Codex Cage is a CLI for delegating a GitHub or Linear issue to an AI coding agent without handing that agent your machine. It creates a disposable Docker workspace, lets the agent implement the change, runs the project's verification commands and a secret scan, then sends the diff to a separate read-only reviewer. Only the host orchestrator commits and opens the pull request after those gates pass. The goal is simple: let agents do useful development work while keeping the blast radius small and the merge criteria explicit. (TypeScript, Apache-2.0.)
The bet behind it: an agent should earn a merge by passing real checks, not by being trusted up front.
How it works
Everything starts from the command line. You give the agent a task, and Codex Cage drops it into a throwaway Docker workspace with its own volume, network and container. That box runs as a non-root user and has no path back to your machine: it can't see your working tree, your Docker socket or your SSH keys. So the agent is free to build things and break things, and none of it leaks onto your laptop.
The sandbox is a real working environment, not an empty shell. The agent gets its own scoped environment variables and secrets, plus a proper data layer through Docker Compose. If a task needs Postgres or Redis, those services come up alongside the agent and it reaches them by name, the same way the app would in production. That lets it actually run the code and the tests against real dependencies while staying fully contained.
Inside that box the agent works the way a developer does. It writes a change, runs it, runs the tests, reads the output and tries again, looping on the implementation until the task's checks pass. Because nothing depends on your local setup, two runs never step on each other.
When the implementation looks done, a different agent reviews it. The reviewer starts fresh in its own session and only reads the diff, so it judges the work on its own terms instead of trusting the agent that wrote it. It checks the change against the acceptance criteria, which are the verify commands plus a review policy, and returns a clear pass-or-block decision. The review is deliberately read-only: if the code shifts underneath it mid-review, the run is failed rather than shipped.

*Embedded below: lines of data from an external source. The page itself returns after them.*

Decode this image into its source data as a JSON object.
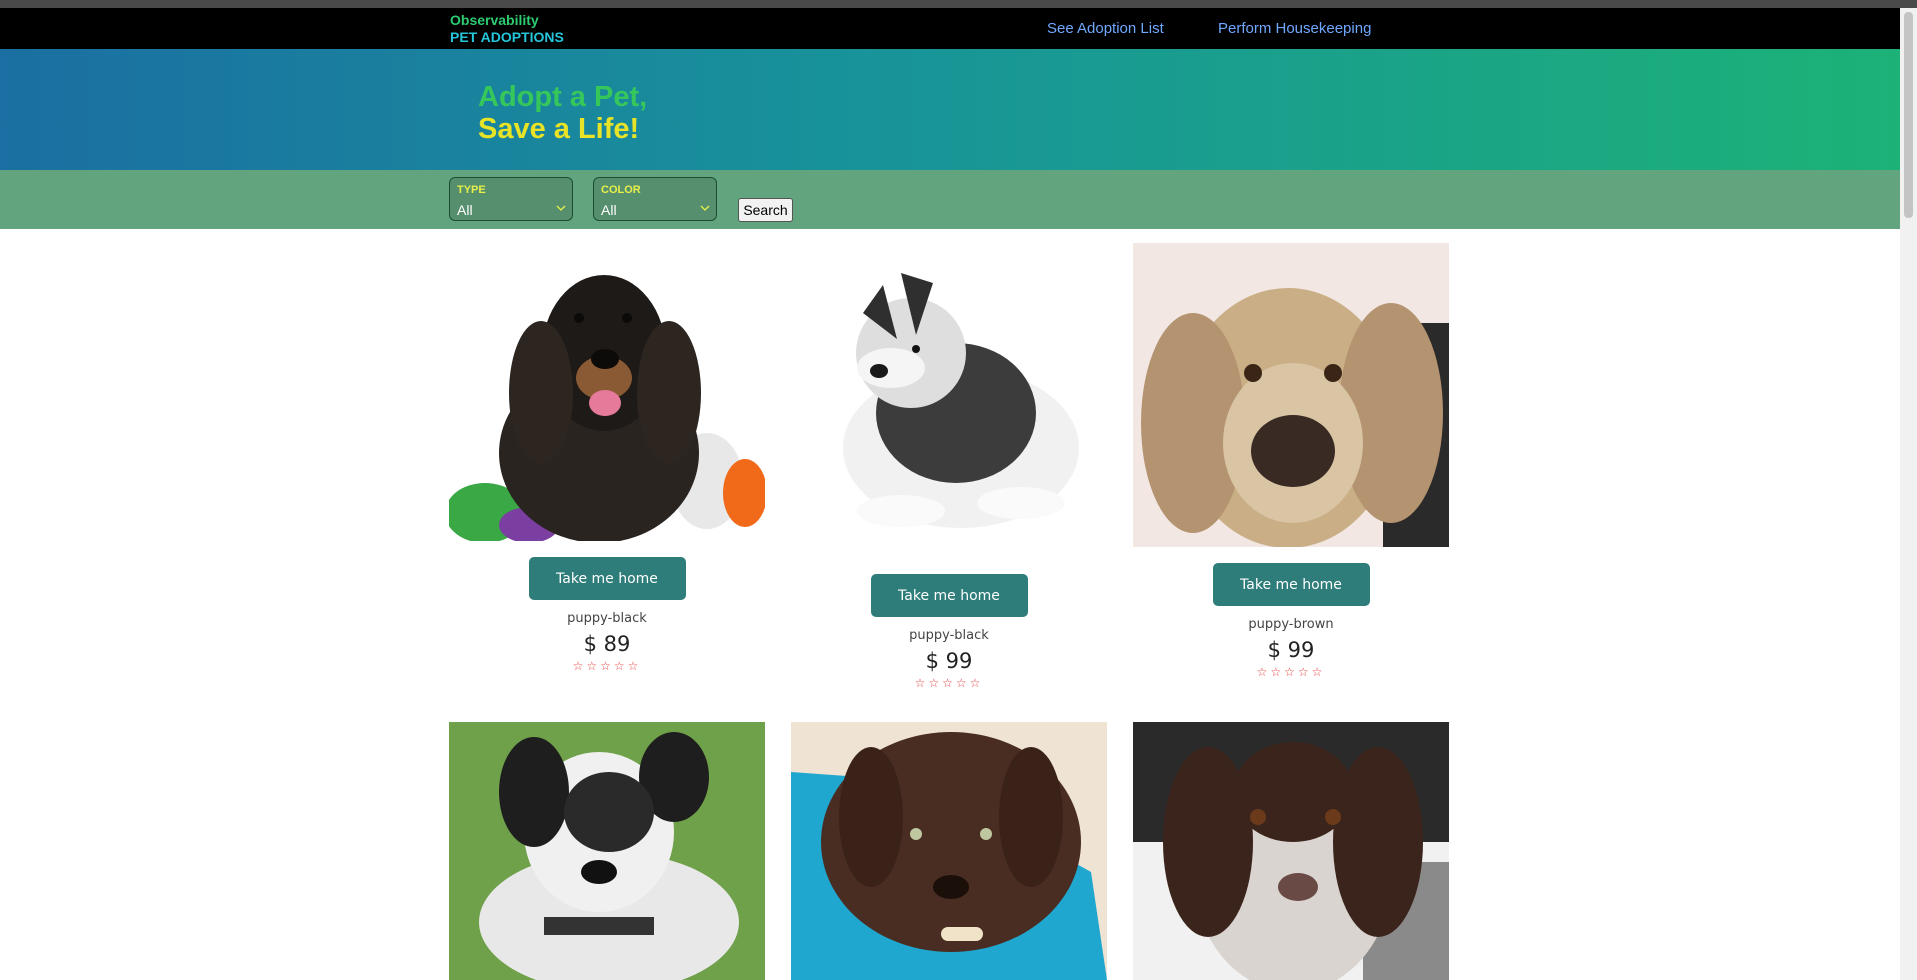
{
  "header": {
    "brand_top": "Observability",
    "brand_bottom": "PET ADOPTIONS",
    "nav": [
      "See Adoption List",
      "Perform Housekeeping"
    ]
  },
  "hero": {
    "line1": "Adopt a Pet,",
    "line2": "Save a Life!"
  },
  "filters": {
    "type_label": "TYPE",
    "type_value": "All",
    "color_label": "COLOR",
    "color_value": "All",
    "search_label": "Search"
  },
  "cards": [
    {
      "button": "Take me home",
      "name": "puppy-black",
      "price": "$ 89",
      "stars": "☆☆☆☆☆"
    },
    {
      "button": "Take me home",
      "name": "puppy-black",
      "price": "$ 99",
      "stars": "☆☆☆☆☆"
    },
    {
      "button": "Take me home",
      "name": "puppy-brown",
      "price": "$ 99",
      "stars": "☆☆☆☆☆"
    }
  ],
  "colors": {
    "topbar": "#000000",
    "hero_start": "#1b6fa2",
    "hero_end": "#1cb277",
    "filter_bar": "#62a47e",
    "button": "#2e7d7a",
    "stars": "#e84040"
  }
}
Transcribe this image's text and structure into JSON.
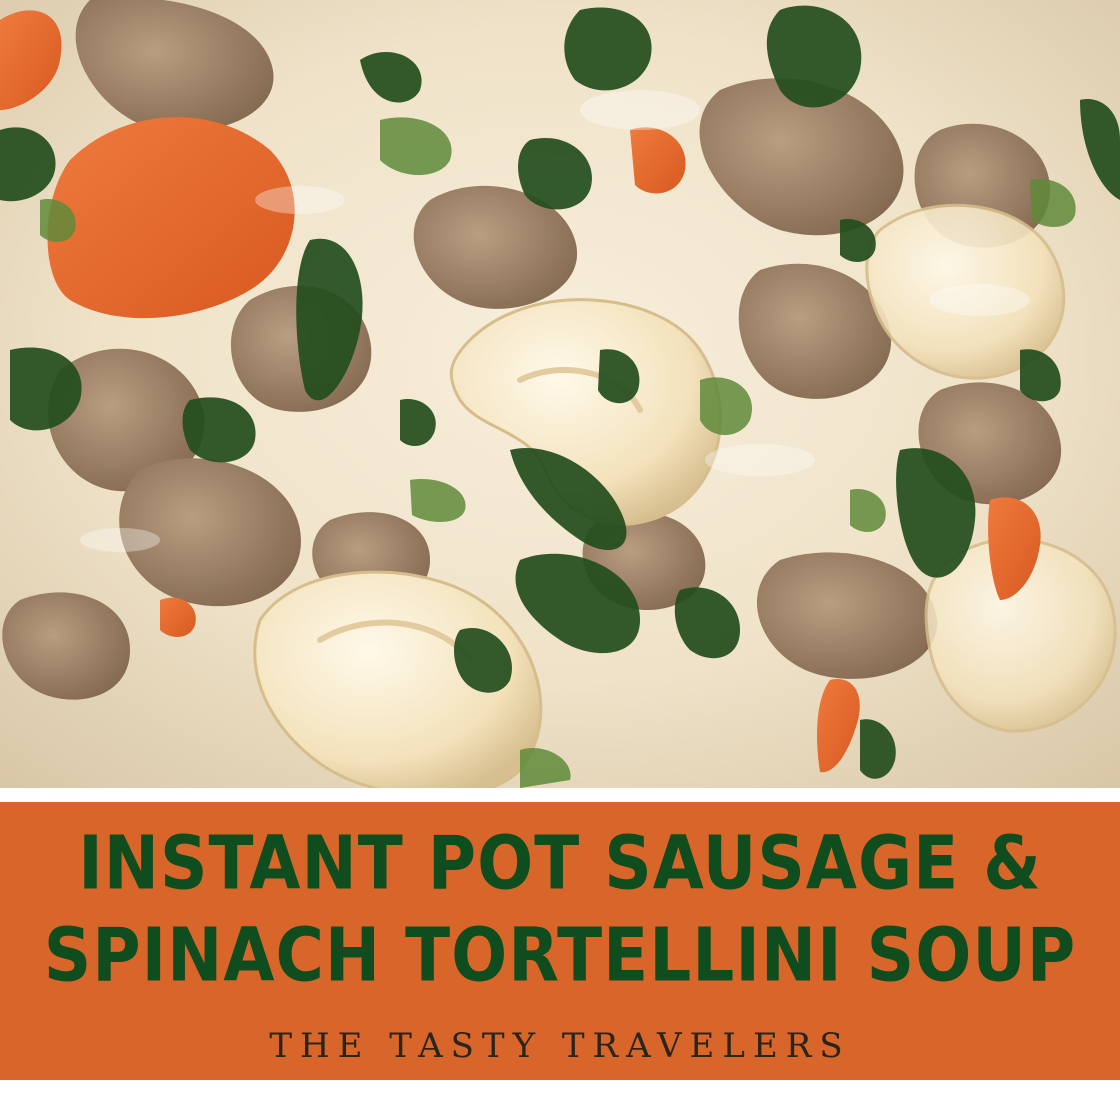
{
  "image": {
    "subject": "creamy soup with tortellini, spinach, sausage and carrots"
  },
  "banner": {
    "title_line1": "INSTANT POT SAUSAGE &",
    "title_line2": "SPINACH TORTELLINI SOUP",
    "brand": "THE TASTY TRAVELERS",
    "background_color": "#d8662a",
    "title_color": "#0f4d1f"
  }
}
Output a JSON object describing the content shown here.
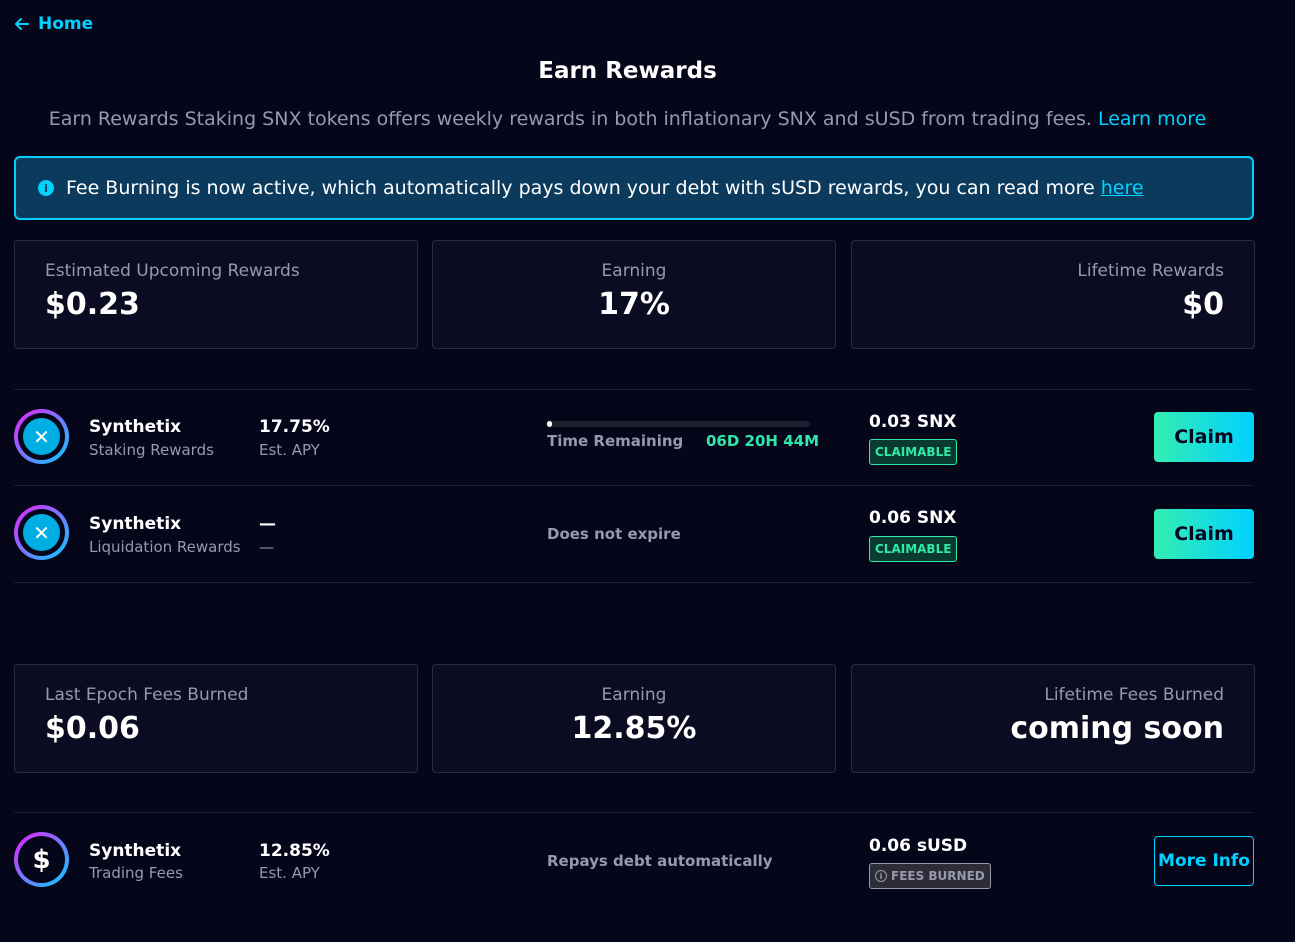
{
  "nav": {
    "home_label": "Home"
  },
  "header": {
    "title": "Earn Rewards",
    "subtitle": "Earn Rewards Staking SNX tokens offers weekly rewards in both inflationary SNX and sUSD from trading fees.",
    "learn_more": "Learn more"
  },
  "alert": {
    "text": "Fee Burning is now active, which automatically pays down your debt with sUSD rewards, you can read more",
    "link": "here"
  },
  "rewards_stats": [
    {
      "label": "Estimated Upcoming Rewards",
      "value": "$0.23"
    },
    {
      "label": "Earning",
      "value": "17%"
    },
    {
      "label": "Lifetime Rewards",
      "value": "$0"
    }
  ],
  "rewards_rows": [
    {
      "name": "Synthetix",
      "sub": "Staking Rewards",
      "apy": "17.75%",
      "apy_label": "Est. APY",
      "time_label": "Time Remaining",
      "time_value": "06D 20H 44M",
      "progress": 0.01,
      "amount": "0.03 SNX",
      "badge": "CLAIMABLE",
      "button": "Claim"
    },
    {
      "name": "Synthetix",
      "sub": "Liquidation Rewards",
      "apy": "—",
      "apy_label": "—",
      "status": "Does not expire",
      "amount": "0.06 SNX",
      "badge": "CLAIMABLE",
      "button": "Claim"
    }
  ],
  "fees_stats": [
    {
      "label": "Last Epoch Fees Burned",
      "value": "$0.06"
    },
    {
      "label": "Earning",
      "value": "12.85%"
    },
    {
      "label": "Lifetime Fees Burned",
      "value": "coming soon"
    }
  ],
  "fees_row": {
    "name": "Synthetix",
    "sub": "Trading Fees",
    "apy": "12.85%",
    "apy_label": "Est. APY",
    "status": "Repays debt automatically",
    "amount": "0.06 sUSD",
    "badge": "FEES BURNED",
    "button": "More Info"
  },
  "colors": {
    "background": "#06061b",
    "accent": "#00d1ff",
    "success": "#31e8ab",
    "muted": "#9999ac"
  }
}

If verification fails or the reviewer blocks, the work doesn't just stop. The findings become feedback and go back to the implementation step, and the develop-then-review loop runs again, up to a set number of cycles. The agent keeps going until it genuinely meets the criteria, or it stops cleanly and tells you it couldn't.
Publishing is the one thing the agent never does itself. Only the host orchestrator commits the change and opens the pull request, and only after every gate has passed. While all of this is running you can watch it: the CLI shows the status of each run and phase and the Docker resources it's managing, run metadata is kept in SQLite with larger artifacts on disk, and a cleanup command tears the sandboxes down when you're finished.
Future work
The direction I want to take it is to make the agent feel like a teammate you delegate to, not a tool you babysit: richer per-project review policies and acceptance criteria, more issue providers and task sources, tighter CI/CD integration so an agent picking up a ticket is just another contributor whose PR you review, and live monitoring of running sandboxes, plus a sharper feedback loop between review and implementation.
Conclusion
Codex Cage is my concrete answer to “agents in the SDLC, but safe”: isolate the agent, give it its own environment and data layer, make it earn a merge by passing verification and an independent review against the acceptance criteria, and keep the human at the one decision that matters, which is whether to merge the PR. Autonomy in the middle; hard checks and people at the edges.